En la terapia clásica contra este trastorno, el paciente expone sus pesadillas más recurrentes y les cambia el final, de forma que pueda asociarlo a emociones positivas. Si, por ejemplo, alguien sueña que cae en un fuego, se reescribe la historia para que caiga lentamente en el mar cerca de una playa, aclara Sophie Schwartz, autora de la investigación.

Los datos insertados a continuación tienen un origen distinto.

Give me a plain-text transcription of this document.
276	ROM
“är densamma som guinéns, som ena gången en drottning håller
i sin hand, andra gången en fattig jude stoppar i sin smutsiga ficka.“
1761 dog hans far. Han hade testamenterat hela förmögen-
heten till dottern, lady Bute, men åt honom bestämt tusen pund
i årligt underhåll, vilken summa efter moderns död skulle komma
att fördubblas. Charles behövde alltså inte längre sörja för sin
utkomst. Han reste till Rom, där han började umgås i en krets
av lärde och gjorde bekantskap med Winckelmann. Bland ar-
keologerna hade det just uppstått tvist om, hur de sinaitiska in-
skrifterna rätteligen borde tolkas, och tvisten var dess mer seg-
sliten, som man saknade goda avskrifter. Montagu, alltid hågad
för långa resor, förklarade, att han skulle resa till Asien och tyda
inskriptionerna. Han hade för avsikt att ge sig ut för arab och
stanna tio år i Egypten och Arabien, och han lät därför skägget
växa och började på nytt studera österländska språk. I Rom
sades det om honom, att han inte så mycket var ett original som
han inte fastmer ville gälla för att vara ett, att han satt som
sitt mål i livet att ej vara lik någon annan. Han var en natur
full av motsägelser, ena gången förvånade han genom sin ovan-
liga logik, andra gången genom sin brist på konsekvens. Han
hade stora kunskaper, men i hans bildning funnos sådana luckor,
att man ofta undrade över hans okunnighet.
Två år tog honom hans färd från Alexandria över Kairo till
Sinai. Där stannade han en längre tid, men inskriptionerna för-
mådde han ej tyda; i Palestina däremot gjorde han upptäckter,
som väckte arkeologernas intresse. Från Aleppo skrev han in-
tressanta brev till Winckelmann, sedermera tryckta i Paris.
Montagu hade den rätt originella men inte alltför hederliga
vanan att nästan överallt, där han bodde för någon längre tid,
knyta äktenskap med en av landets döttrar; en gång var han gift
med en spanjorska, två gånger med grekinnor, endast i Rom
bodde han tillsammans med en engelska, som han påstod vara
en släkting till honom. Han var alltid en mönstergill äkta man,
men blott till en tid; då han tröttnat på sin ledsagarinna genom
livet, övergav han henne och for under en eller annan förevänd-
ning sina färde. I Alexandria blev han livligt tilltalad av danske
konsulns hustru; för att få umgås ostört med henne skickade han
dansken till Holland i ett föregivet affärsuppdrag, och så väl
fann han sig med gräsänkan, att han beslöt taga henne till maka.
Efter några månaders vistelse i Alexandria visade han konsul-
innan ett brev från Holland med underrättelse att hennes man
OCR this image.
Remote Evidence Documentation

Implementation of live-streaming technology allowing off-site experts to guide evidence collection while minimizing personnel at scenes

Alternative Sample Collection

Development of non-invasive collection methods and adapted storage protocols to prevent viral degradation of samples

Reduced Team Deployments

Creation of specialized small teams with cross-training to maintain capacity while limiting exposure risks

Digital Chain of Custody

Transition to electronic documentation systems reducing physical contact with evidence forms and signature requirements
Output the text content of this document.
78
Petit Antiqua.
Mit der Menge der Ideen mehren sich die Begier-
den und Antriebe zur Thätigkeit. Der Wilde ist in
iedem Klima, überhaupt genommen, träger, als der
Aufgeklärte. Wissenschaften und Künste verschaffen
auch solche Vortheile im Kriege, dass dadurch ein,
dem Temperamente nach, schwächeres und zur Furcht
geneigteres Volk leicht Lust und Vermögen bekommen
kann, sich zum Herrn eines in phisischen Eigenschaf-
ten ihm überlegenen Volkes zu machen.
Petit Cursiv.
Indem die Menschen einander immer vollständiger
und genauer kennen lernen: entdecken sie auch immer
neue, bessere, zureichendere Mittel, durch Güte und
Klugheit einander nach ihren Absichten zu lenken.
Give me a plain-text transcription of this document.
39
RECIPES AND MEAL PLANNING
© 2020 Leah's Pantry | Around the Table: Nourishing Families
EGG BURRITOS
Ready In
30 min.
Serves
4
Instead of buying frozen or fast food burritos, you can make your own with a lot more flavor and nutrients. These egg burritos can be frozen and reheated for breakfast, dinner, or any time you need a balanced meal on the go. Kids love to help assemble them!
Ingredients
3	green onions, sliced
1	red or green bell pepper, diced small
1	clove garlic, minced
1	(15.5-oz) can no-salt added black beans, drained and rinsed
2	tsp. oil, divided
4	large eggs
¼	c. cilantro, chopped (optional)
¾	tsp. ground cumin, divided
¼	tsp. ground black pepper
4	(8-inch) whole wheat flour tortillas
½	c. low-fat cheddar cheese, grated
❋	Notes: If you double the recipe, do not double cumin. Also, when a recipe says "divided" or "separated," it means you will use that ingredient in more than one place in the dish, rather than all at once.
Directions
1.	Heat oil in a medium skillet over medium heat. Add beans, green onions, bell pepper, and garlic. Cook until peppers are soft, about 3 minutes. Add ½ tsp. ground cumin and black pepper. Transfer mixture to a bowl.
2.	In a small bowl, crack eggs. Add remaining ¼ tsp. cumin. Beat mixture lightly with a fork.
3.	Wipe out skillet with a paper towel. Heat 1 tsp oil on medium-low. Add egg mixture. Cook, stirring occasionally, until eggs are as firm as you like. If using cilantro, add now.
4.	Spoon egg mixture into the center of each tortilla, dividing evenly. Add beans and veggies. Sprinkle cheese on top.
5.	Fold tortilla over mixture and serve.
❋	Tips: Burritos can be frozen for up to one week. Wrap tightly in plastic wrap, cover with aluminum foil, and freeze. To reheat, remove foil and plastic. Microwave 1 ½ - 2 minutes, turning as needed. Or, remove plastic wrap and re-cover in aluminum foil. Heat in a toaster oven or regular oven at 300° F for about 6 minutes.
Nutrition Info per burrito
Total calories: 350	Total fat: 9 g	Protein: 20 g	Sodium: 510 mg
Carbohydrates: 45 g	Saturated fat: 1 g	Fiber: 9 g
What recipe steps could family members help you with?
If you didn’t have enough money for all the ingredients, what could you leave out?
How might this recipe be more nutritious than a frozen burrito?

Este procedimiento hace que cuando vuelva a soñar tenga altas posibilidades de que el cerebro relacione la historia con un final feliz y no se provoque esa situación tan agobiante, añade Segarra, que no ha participado en el trabajo.
La mayoría de las pesadillas, y los demás sueños, ocurren durante la fase REM. En esta etapa el cerebro está desconectado del cuerpo, pero la actividad mental es similar a la de la vigilia. Se produce entonces una reagrupación de las imágenes que el cerebro ha visto en algún momento. Si los sueños son buenos o malos dependerá de las experiencias y las emociones que se hayan tenido a lo largo del día, cuenta María José Martínez, coordinadora del grupo de trabajo de Cronobiología de la SES.
Antes de aplicar la terapia hay que descartar que las pesadillas ocurran a consecuencia de problemas del sueño, como la apnea, o el trastorno de conducta del sueño REM, en el que el paciente, además de tener pesadillas angustiosas y violentas, pueden representar lo que están soñando. Incluso se puede relacionar con el consumo de alcohol o el de algunos tipos de fármacos, subraya Ana Fernández, Coordinadora del Grupo de Estudio de Trastornos de la Vigilia y el Sueño de la Sociedad Española de Neurología. En estos casos, si se ataja el problema, los malos sueños desaparecen, expone la experta.
El trastorno de pesadillas provoca más despertares y la fragmentación del sueño, por lo que la persona a la que le ocurre no tiene un descanso de calidad. Esto se traduce en consecuencias físicas como el cansancio y la somnolencia. A largo plazo, puede incluso causar depresión del sistema inmune, desarrolla Francisco Segarra, miembro de la SES. A nivel emocional puede generar ansiedad, irritabilidad, problemas de impulsividad, y a nivel cognitivo disminuye la concentración, la atención y la memoria.
Iván Eguzquiza, del IIS, hace hincapié en el interés que suscita un hallazgo como este, que puede suponer un avance para el tratamiento de problemas de higiene del sueño —el conjunto de hábitos y actitudes que nos permiten conciliar el sueño adecuadamente y dormir profundamente—. Incluso puede servir para el tratamiento del trastorno de estrés postraumático, señala el psicólogo.